La propia UdelaR, que reconoce con sus títulos el esfuerzo y la capacidad de las mujeres, no responde de la misma manera a la hora de seleccionar a sus docentes e investigadores. Las mujeres, que egresan en una proporción de alrededor del 65%, sólo representan el 56% de los docentes que inician la carrera como Grado 1. Los hombres, al inicio de la carrera están sobrerrepresentados, en términos generales, en relación con los egresados: 44% de docentes frente al 35% de egresados. A medida que avanza la carrera docente, la selección es exactamente inversa a la que ocurre entre los estudiantes. Los hombres son preferidos desde el primer grado, y la preferencia del sistema por ellos se incrementa a medida que se asciende en el grado docente. En cargos de asistente (gr. 2), las mujeres alcanzan su mayor participación porcentual, con el 59% de los docentes, y a partir de allí, comienzan a perder peso porcentual: en los cargos de Profesor Adjunto (gr. 3), las mujeres son el 51% de los docentes, y este será el último cargo donde serán mayoría. En el Grado 4 son el 42% y en el Grado 3, el superior, sólo el 34%. La UdelaR nunca ha tenido una Rectora o Vicerrectora mujer, y recién en el período actual de gobierno, ha ingresado una Prorrectora (de Investigación), en cuatro Pro-Rectorados existentes. Las mujeres ocupan sólo un tercio de los Decanatos. Algo similar ocurre en ANEP, que nunca ha tenido su Consejo Directivo Central presidido por una mujer, a pesar de la notoria feminización de la enseñanza inicial y primaria y media.

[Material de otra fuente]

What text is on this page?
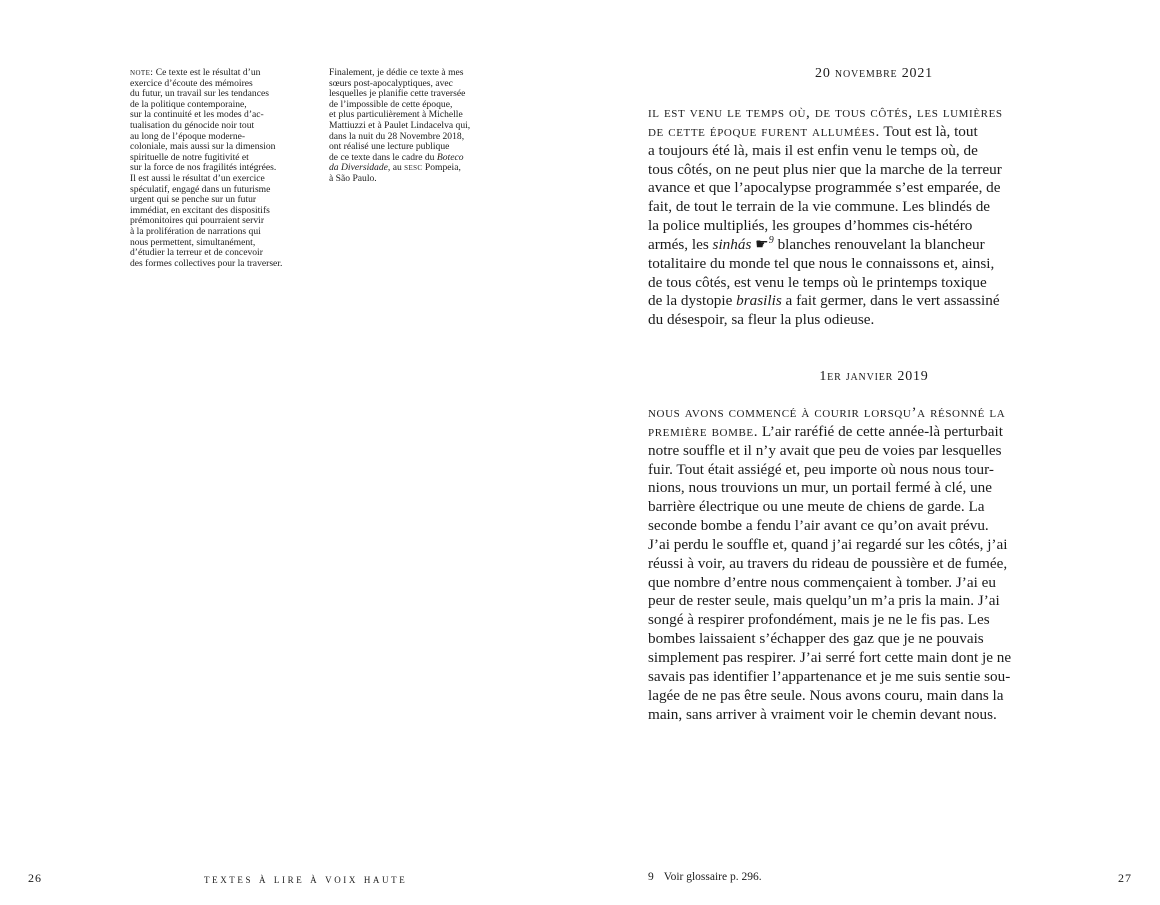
note: Ce texte est le résultat d’un
exercice d’écoute des mémoires
du futur, un travail sur les tendances
de la politique contemporaine,
sur la continuité et les modes d’ac-
tualisation du génocide noir tout
au long de l’époque moderne-
coloniale, mais aussi sur la dimension
spirituelle de notre fugitivité et
sur la force de nos fragilités intégrées.
Il est aussi le résultat d’un exercice
spéculatif, engagé dans un futurisme
urgent qui se penche sur un futur
immédiat, en excitant des dispositifs
prémonitoires qui pourraient servir
à la prolifération de narrations qui
nous permettent, simultanément,
d’étudier la terreur et de concevoir
des formes collectives pour la traverser.
Finalement, je dédie ce texte à mes
sœurs post-apocalyptiques, avec
lesquelles je planifie cette traversée
de l’impossible de cette époque,
et plus particulièrement à Michelle
Mattiuzzi et à Paulet Lindacelva qui,
dans la nuit du 28 Novembre 2018,
ont réalisé une lecture publique
de ce texte dans le cadre du Boteco
da Diversidade, au sesc Pompeia,
à São Paulo.
26	textes à lire à voix haute
20 novembre 2021
il est venu le temps où, de tous côtés, les lumières
de cette époque furent allumées. Tout est là, tout
a toujours été là, mais il est enfin venu le temps où, de
tous côtés, on ne peut plus nier que la marche de la terreur
avance et que l’apocalypse programmée s’est emparée, de
fait, de tout le terrain de la vie commune. Les blindés de
la police multipliés, les groupes d’hommes cis-hétéro
armés, les sinhás ☛$^9$ blanches renouvelant la blancheur
totalitaire du monde tel que nous le connaissons et, ainsi,
de tous côtés, est venu le temps où le printemps toxique
de la dystopie brasilis a fait germer, dans le vert assassiné
du désespoir, sa fleur la plus odieuse.
1er janvier 2019
nous avons commencé à courir lorsqu’a résonné la
première bombe. L’air raréfié de cette année-là perturbait
notre souffle et il n’y avait que peu de voies par lesquelles
fuir. Tout était assiégé et, peu importe où nous nous tour-
nions, nous trouvions un mur, un portail fermé à clé, une
barrière électrique ou une meute de chiens de garde. La
seconde bombe a fendu l’air avant ce qu’on avait prévu.
J’ai perdu le souffle et, quand j’ai regardé sur les côtés, j’ai
réussi à voir, au travers du rideau de poussière et de fumée,
que nombre d’entre nous commençaient à tomber. J’ai eu
peur de rester seule, mais quelqu’un m’a pris la main. J’ai
songé à respirer profondément, mais je ne le fis pas. Les
bombes laissaient s’échapper des gaz que je ne pouvais
simplement pas respirer. J’ai serré fort cette main dont je ne
savais pas identifier l’appartenance et je me suis sentie sou-
lagée de ne pas être seule. Nous avons couru, main dans la
main, sans arriver à vraiment voir le chemin devant nous.
9 Voir glossaire p. 296.	27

Estas cifras ilustran un fenómeno recurrente en los estudios de género: el “techo de cristal” en las carreras de las mujeres, es decir, la existencia de un conjunto de barreras discriminatorias que operan contra las mujeres, pero que no tienen expresión clara. Son invisibles, como el cristal, pero se interponen entre las mujeres y las más altas recompensas y reconocimientos impidiéndoles acceder a los lugares y cargos más prestigiosos y de mayor poder. Las mujeres llegan al mínimo grado en el cual pueden asumir las mayores responsabilidades, el Grado 3, o Profesora Adjunta, desde el cual pueden hacerse cargo de proyectos, de cursos de grado y postgrado y participar en condiciones de igualdad en todas las actividades universitarias. Eso sí, sin acceso al salario y al poder (los cargos de dirección, por ejemplo, son ocupados, salvo excepciones, por grados 4 y 5), que sí tienen en una proporción mucho mayor, los hombres. Como decíamos, al mayor grado de la carrera universitaria, las dos terceras partes son hombres, y la tercera parte de las mujeres que han llegado allí, ha tenido que sobreponerse a situaciones de acoso, violencia institucional, discriminación, marginación y postergación, ejercidas en la universidad pública, por la universidad pública, en razón de su sexo. La Universidad que reconoce los méritos de las mujeres como estudiantes y por lo tanto les permite el acceso a los títulos de mayor jerarquía del país, dejar de reconocer esos mismos méritos cuando lo que distribuye es escaso: los cargos, en particular los más altos, con los más altos reconocimientos y recompensas, y con el mayor poder. O tal vez, los reconoce tanto, que se ve obligada a recurrir a la violencia institucional, para descartar a aquellas mujeres que, al enarbolar sus credenciales, reclaman un reconocimiento que no se les quiere otorgar.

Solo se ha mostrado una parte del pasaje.